Banks must improve screening for card loans to prevent excessive debt

The Yomiuri ShimbunA loan that exceeds a borrower’s repayment ability can lead to a vortex of multiple debts.

Banks are required to implement finely tuned measures to prevent excessive loans.

The Financial Services Agency will start on-site inspections within the month to grasp the actual situation in which there has been a sharp increase in outstanding card loans, which are extended by banks to individual consumers. It is expected that about 10 banks, including megabanks and regional banks, that have huge amounts of outstanding loans will be inspected.

Unlike loans provided at bank loan desks, card loan services easily provide unsecured loans and the purpose of the money is not questioned. It is also appealing that they can be withdrawn as cash from ATMs.

The banking industry’s outstanding loans have reached a total of ¥5.7 trillion, or 70 percent higher than five years ago. It is the highest level in 19 years.

The key point of the inspection is to see whether banks have proper screening systems to prevent excessive lending.

There is no end to the number of users of card loan services who struggle to repay after borrowing from multiple banks and having their debts snowball. In this regard, the FSA needs to uncover problems through its inspections.

The background to this surge in loans is the aggressive business strategies of banks trying to make high profit margins.

Ultralow interest rates have been prolonged due to the monetary easing policy of the Bank of Japan. The card loan market, which can expect high interest rates into the upper teens, is a coveted source of revenue. It is also pointed out that there are many cases in which bank employees are given excessive work quotas to press them to acquire card loan users.

Don’t wait to act

The structural issue of loopholes in regulations is also behind the increase in card loans.

With the problem in the 2000s of people holding multiple debts, consumer finance companies were subjected to a regulation limiting the amount of a user’s loans to one-third of their annual income. Banks, on the other hand, were excluded from this regulation on the grounds that they are equipped with proper screening systems.

Megabanks have brought consumer finance and credit companies under their umbrellas and expanded their individual consumer loan businesses. Mitsubishi UFJ Financial Group, Inc. owns Acom Co., while Sumitomo Mitsui Financial Group, Inc. acquired the company formerly known as Promise, and Orient Corp. is now part of Mizuho Financial Group, Inc.

As a result, there is a tail-wagging-the-dog phenomenon in which banks, which are not subject to the same regulations, have taken on customers who were refused by consumer loan companies.

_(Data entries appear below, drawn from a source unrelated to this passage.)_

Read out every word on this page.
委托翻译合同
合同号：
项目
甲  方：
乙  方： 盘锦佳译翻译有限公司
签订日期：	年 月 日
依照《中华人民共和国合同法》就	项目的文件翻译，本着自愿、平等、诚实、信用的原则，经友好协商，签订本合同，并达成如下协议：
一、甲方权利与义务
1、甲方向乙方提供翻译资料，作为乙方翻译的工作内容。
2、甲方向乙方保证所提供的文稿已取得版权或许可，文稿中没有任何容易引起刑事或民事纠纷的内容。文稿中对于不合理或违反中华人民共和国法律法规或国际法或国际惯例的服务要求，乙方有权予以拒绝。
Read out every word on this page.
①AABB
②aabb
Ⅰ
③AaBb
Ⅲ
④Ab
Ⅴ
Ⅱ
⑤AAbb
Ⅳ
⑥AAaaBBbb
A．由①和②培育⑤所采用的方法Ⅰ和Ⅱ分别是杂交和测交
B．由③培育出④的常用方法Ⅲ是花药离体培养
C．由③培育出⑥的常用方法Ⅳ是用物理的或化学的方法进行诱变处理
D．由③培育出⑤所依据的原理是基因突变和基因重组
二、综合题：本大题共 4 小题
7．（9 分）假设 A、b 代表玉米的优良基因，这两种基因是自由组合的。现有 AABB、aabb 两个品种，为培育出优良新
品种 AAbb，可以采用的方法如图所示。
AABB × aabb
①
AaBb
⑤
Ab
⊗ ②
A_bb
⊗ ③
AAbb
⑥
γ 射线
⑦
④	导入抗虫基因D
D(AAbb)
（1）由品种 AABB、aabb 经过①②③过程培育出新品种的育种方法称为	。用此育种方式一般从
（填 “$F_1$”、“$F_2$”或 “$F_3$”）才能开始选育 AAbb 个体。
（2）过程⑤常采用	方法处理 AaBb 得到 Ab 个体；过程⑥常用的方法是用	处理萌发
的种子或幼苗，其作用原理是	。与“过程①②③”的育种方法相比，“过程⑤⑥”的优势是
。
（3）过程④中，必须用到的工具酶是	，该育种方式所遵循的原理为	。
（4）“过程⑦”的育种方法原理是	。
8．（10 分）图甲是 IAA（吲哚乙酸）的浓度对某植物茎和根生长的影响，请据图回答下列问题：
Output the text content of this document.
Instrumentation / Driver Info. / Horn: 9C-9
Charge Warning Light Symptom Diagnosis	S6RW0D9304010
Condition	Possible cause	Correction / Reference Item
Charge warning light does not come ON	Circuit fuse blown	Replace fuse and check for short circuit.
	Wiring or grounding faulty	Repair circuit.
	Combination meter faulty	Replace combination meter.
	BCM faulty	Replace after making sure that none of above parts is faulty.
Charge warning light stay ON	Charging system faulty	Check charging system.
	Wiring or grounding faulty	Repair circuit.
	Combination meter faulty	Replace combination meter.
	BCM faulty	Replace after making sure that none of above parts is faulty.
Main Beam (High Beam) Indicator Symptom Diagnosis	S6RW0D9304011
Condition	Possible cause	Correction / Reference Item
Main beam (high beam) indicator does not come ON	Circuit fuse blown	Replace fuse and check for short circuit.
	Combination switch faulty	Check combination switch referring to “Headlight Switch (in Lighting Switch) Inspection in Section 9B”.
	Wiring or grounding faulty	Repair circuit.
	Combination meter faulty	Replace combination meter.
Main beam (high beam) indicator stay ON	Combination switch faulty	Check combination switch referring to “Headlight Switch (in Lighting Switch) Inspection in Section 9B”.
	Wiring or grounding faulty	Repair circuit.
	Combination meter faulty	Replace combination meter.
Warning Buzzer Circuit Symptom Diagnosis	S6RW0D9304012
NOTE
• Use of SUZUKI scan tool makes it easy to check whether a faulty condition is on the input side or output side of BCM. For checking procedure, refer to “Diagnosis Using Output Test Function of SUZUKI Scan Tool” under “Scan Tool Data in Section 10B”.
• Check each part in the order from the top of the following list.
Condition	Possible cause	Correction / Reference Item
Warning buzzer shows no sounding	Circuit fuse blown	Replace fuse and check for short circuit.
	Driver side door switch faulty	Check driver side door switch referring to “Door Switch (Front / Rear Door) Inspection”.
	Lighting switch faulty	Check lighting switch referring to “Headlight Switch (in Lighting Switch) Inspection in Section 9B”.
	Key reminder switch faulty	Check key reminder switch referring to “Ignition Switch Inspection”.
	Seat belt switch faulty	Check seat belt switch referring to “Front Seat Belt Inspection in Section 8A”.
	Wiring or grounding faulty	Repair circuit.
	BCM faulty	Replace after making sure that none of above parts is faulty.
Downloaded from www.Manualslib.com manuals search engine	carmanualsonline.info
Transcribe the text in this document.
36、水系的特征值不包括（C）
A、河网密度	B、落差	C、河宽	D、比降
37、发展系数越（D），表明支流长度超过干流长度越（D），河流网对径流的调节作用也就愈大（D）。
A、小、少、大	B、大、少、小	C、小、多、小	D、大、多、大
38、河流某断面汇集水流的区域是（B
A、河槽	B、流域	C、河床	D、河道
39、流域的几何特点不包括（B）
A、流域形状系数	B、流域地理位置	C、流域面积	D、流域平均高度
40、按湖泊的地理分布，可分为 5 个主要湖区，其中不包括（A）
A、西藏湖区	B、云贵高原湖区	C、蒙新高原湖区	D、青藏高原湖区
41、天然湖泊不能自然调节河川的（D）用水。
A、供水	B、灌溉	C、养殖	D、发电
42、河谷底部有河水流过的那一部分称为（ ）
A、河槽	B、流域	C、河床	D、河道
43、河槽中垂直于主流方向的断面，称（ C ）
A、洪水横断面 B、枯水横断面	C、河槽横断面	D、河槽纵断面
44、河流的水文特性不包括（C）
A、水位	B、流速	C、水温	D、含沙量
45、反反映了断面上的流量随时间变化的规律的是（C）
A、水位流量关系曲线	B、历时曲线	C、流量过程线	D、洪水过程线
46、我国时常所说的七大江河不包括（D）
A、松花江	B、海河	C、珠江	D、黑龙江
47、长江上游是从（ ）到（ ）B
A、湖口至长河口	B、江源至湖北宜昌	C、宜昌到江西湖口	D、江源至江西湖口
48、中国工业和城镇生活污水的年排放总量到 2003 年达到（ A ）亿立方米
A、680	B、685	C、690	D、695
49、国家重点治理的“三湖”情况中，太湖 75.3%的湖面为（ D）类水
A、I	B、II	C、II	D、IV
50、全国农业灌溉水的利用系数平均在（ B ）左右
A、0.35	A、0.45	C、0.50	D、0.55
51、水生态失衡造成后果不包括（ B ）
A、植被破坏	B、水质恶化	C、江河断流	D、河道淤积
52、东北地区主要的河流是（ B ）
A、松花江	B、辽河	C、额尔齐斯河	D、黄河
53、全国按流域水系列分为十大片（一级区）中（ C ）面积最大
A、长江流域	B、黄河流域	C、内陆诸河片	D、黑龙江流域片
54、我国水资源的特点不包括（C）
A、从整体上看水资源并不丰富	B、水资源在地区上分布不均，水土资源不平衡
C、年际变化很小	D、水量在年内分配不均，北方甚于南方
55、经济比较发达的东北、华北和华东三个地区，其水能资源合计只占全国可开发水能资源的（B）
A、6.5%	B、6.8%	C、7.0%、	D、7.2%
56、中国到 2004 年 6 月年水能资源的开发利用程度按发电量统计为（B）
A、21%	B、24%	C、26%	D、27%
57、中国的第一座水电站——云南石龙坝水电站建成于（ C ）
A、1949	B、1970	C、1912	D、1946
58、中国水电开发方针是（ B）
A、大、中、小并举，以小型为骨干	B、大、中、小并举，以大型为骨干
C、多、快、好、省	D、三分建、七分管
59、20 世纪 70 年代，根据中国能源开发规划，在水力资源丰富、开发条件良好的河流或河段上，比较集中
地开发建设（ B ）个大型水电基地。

Banks are the ostensible card service providers, but the reality is that many of their card loan operations are entrusted to consumer finance companies. Consumer finance companies are also commissioned to collect loans when repayments are delayed. If banks are putting all these tasks on consumer finance companies without adequate screening, there will be problems in terms of corporate governance.

The number of applications for voluntary bankruptcy last year increased for the first time in 13 years. Before the problem gets worse, banks must first of all start to thoroughly verify the repayment abilities of users and strengthen customer consultations and other systems.